The orchestra's Principal Conductor, Keith Marshall, read music at Caius College Cambridge, before going on to study oboe at the Royal Academy of Music in London. He has played in many of our most famous orchestras at the most prestigious concert halls and festivals such as the Salzburg and Edinburgh Festivals, Carnegie Hall in the USA, Suntory Hall in Japan (with the Philharmonia orchestra) and the Musikverein in Vienna with the English Chamber Orchestra. Keith has often appeared as soloist with the Thames Chamber Orchestra, playing concertos in both the Queen Elizabeth and Wigmore halls, and at other venues throughout the United Kingdom. He also conducts Lord Lloyd Webber's award winning Phantom of the Opera in London.
James Lisney enjoys a rich musical life, moving seamlessly from concerto and recital soloist to chamber musician, song accompanist and pianist director. Initiatives, such as his Schubertreise series at London`s South Bank Centre, his extensive Beethoven Project or the recording company Woodhouse Editions, provide a platform for his wide-ranging musical sympathies.
Following study with Jean Murphy, Phyllis Sellick and John Barstow, James Lisney made his Wigmore Hall debut in 1986. Early representation by the Young Concert Artists Trust in London lead to a career that has taken him to many prestigious venues and gained invitations to appear with major orchestras.

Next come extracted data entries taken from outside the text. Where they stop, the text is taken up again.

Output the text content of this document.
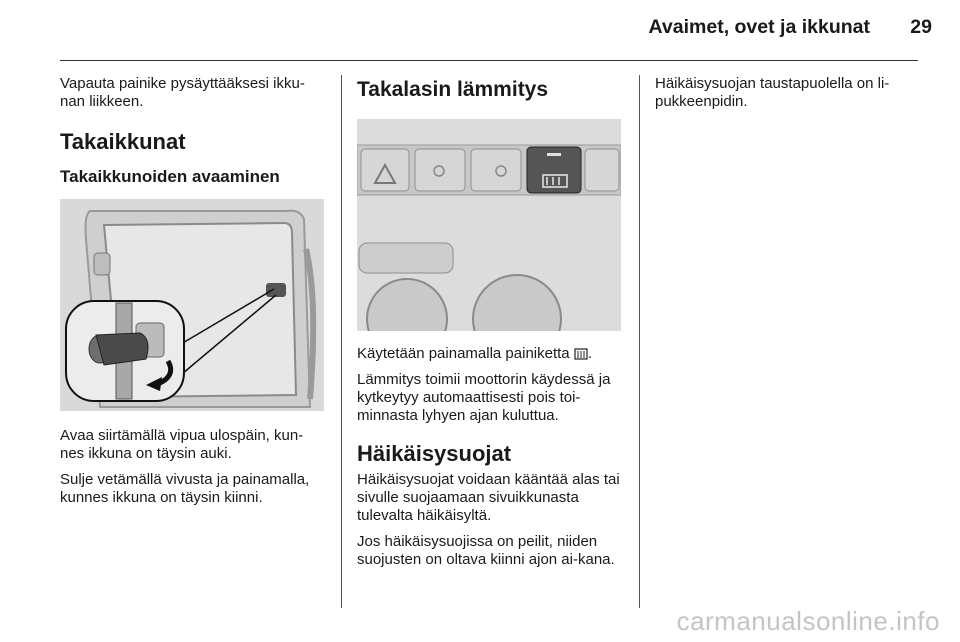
Avaimet, ovet ja ikkunat	29

Vapauta painike pysäyttääksesi ikku-nan liikkeen.

Takaikkunat
Takaikkunoiden avaaminen

Avaa siirtämällä vipua ulospäin, kun-nes ikkuna on täysin auki.

Sulje vetämällä vivusta ja painamalla, kunnes ikkuna on täysin kiinni.

Takalasin lämmitys

Käytetään painamalla painiketta .

Lämmitys toimii moottorin käydessä ja kytkeytyy automaattisesti pois toi-minnasta lyhyen ajan kuluttua.

Häikäisysuojat

Häikäisysuojat voidaan kääntää alas tai sivulle suojaamaan sivuikkunasta tulevalta häikäisyltä.

Jos häikäisysuojissa on peilit, niiden suojusten on oltava kiinni ajon ai-kana.

Häikäisysuojan taustapuolella on li-pukkeenpidin.

carmanualsonline.info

James Lisney's repertoire ranges from baroque masterpieces to music of the present day. In the past decade, the music of Schubert and Beethoven have been a central pre-occupation (in performance and in recordings) and he regularly presents cycles of the piano sonatas and relevant chamber music. His recordings (on Naxos, Bis, Somm, Olympia and Carlton) have gained the highest recommendations.